Each honorary degree recipient will speak during Commencement, but Heaney’s keynote address will be slightly longer than the others’, Chace said. He added that he hoped faculty and students might incorporate lessons from the honorees’ work into their studies during the remainder of spring semester.

Heaney, born in 1939 in County Derry, Northern Ireland, returns to Emory 15 years after delivering the inaugural Richard Ellman Lectures in 1988. He published his first book of poetry, Death of a Naturalist, in 1966, and in 1995 he was awarded the Nobel Prize for Literature, joining William Butler Yeats as the only Irish poets to be so honored.

Heaney’s Opened Ground, a collection of poems from 1966–96, was named a New York Times Notable Book of the Year in 1999, and his most recent translation, Beowulf (2000), won the Whitbread Book of the Year Award.

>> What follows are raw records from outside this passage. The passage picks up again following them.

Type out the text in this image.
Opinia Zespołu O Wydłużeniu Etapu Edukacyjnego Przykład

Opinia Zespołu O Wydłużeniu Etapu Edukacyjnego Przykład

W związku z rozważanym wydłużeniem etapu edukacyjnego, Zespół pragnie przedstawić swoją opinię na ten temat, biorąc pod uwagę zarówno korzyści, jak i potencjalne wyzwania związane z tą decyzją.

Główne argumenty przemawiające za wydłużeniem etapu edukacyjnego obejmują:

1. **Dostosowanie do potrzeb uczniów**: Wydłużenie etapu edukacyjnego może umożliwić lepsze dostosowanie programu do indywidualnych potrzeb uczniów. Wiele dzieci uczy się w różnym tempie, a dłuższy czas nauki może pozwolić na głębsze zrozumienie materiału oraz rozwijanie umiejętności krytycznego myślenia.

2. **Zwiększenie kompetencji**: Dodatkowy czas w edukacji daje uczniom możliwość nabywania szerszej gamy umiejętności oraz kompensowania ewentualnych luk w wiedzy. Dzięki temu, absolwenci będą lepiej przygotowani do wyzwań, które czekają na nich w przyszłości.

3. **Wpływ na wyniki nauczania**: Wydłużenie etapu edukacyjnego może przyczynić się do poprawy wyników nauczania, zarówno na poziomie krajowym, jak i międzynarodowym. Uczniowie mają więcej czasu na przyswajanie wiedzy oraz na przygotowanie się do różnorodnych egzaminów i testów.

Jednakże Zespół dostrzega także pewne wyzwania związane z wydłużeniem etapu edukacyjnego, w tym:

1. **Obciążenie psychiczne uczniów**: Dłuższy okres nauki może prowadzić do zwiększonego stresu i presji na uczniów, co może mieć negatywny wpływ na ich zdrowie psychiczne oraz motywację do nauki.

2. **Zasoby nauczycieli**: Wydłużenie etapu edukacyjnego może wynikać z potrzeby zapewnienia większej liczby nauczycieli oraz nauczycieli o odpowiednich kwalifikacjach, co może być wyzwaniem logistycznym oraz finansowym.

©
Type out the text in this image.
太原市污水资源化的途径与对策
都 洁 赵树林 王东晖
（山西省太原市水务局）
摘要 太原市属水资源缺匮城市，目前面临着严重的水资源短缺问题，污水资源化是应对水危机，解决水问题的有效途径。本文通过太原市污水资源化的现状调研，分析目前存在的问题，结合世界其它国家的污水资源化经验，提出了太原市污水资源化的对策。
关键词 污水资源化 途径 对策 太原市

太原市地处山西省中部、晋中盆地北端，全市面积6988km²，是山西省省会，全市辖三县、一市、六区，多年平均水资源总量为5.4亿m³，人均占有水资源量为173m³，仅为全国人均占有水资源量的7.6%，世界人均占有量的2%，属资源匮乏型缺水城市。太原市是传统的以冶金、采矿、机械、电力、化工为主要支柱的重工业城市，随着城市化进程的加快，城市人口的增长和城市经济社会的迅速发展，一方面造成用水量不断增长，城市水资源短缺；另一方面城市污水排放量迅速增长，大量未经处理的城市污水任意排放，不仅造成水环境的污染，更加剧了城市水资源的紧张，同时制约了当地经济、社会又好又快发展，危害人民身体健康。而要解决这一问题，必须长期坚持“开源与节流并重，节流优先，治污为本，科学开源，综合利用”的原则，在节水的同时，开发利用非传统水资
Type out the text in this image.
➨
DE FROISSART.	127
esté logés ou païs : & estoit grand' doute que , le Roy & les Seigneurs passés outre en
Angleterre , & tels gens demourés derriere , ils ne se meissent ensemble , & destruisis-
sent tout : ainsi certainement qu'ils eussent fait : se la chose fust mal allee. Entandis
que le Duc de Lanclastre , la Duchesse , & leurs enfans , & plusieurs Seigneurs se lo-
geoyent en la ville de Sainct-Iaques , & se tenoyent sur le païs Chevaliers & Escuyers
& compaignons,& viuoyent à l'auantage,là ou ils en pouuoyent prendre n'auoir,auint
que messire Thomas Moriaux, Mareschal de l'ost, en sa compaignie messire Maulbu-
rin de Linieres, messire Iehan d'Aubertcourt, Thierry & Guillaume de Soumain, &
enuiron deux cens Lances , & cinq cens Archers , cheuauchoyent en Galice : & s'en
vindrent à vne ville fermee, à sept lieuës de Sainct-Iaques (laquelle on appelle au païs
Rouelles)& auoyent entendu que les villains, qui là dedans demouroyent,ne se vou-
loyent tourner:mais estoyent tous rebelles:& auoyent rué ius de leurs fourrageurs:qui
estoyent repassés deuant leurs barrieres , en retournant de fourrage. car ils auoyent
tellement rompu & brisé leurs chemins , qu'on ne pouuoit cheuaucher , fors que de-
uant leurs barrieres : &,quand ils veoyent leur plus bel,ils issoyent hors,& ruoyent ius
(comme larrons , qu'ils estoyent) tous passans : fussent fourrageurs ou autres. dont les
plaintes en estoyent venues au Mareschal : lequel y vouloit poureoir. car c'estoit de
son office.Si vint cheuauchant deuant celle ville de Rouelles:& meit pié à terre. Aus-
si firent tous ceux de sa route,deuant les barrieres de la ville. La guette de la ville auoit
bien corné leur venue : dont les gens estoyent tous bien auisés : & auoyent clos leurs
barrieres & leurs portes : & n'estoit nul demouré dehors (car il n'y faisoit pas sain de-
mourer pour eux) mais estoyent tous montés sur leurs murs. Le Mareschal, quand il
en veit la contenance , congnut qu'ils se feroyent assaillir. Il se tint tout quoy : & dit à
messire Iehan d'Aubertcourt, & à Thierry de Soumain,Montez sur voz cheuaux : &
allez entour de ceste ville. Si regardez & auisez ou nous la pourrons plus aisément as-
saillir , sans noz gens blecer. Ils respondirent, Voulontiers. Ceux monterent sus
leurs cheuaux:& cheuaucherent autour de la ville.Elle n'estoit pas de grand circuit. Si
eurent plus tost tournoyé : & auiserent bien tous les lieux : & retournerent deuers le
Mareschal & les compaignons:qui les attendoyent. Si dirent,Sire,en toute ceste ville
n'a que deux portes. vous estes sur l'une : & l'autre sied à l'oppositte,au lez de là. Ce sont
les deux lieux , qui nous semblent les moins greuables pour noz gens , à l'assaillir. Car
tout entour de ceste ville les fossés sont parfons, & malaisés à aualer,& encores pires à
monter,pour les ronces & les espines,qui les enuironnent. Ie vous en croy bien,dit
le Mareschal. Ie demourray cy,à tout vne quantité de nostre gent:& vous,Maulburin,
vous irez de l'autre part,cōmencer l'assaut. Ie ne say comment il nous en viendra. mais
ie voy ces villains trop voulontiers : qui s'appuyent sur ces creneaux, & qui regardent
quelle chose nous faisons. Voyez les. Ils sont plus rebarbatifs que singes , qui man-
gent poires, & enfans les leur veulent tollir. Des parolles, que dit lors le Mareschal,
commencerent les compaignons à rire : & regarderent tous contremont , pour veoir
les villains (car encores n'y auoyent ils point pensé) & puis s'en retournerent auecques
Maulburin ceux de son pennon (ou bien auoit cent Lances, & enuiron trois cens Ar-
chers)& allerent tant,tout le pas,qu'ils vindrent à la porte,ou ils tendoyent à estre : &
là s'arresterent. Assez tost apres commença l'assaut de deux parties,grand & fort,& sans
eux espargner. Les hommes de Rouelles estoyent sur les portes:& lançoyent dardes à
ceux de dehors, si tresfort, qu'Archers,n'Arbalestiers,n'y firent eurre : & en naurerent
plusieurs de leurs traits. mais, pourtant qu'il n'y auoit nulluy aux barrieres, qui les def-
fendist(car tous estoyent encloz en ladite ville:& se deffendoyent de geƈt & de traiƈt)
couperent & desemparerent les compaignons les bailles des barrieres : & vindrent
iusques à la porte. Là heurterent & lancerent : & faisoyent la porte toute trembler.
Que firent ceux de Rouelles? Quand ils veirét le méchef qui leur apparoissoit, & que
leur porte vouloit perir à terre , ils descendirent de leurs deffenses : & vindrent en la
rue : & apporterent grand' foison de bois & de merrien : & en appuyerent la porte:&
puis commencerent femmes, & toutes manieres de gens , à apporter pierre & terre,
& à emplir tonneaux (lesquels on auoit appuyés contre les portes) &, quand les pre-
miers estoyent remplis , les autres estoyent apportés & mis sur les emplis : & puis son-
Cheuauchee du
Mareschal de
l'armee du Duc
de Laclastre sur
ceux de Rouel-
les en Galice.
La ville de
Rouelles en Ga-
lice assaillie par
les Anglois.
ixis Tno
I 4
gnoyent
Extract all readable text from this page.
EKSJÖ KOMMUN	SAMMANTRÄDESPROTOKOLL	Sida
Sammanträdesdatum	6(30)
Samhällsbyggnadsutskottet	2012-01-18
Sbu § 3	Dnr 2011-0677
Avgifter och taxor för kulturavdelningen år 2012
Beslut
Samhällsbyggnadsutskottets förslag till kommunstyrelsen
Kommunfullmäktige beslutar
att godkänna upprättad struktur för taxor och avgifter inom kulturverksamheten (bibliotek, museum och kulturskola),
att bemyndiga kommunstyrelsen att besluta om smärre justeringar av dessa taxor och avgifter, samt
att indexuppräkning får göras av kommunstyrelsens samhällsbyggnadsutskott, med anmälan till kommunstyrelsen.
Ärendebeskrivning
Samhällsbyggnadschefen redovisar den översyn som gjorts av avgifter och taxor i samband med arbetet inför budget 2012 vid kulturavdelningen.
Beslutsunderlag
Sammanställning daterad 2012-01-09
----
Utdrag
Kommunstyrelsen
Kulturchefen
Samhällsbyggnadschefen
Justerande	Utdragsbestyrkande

A pioneer in the field of immunoregulation, Fauci has served since 1984 as director of the National Institute of Allergy and Infectious Disease at the National Institutes of Health. He recently was awarded the Albany Medical Center Prize in Medicine, the largest medical prize in the United States and the largest in the world after the Nobel.

Fauci’s work has focused on the regulation of human immune responses with applications for such diseases as AIDS and Wegener’s granulomatosis. Currently he plays a key role in formulating government policy to combat bioterrorism.

Currently the Martin Luther King Jr. University Professor of History at Rutgers University, Lewis is author of a two-volume biography of W.E.B. DuBois, published in 1994 and 2001, winning the Pulitzer Prize both times. An Atlanta native, he attended the same high school as Martin Luther King and has taught at numerous universities around the world.

Studying African American culture through the contributions of elite blacks to social change and artistic achievement, Lewis delivered the keynote address at Emory’s international conference on lynching last fall that was inspired by the “Without Sanctuary” exhibit.

Called the “meadowlark” of Methodism, Young is an internationally known composer for the United Methodist Church and the global Christian community. Young’s 150 published works are in major music catalogs, and he is the only person to have edited two major hymnals for the same denomination in the 20th century.

A professor emeritus in the Candler School of Theology, Young once directed the school’s music program, and he composed and conducted a piece for the 20th anniversary of Cannon Chapel in 2001.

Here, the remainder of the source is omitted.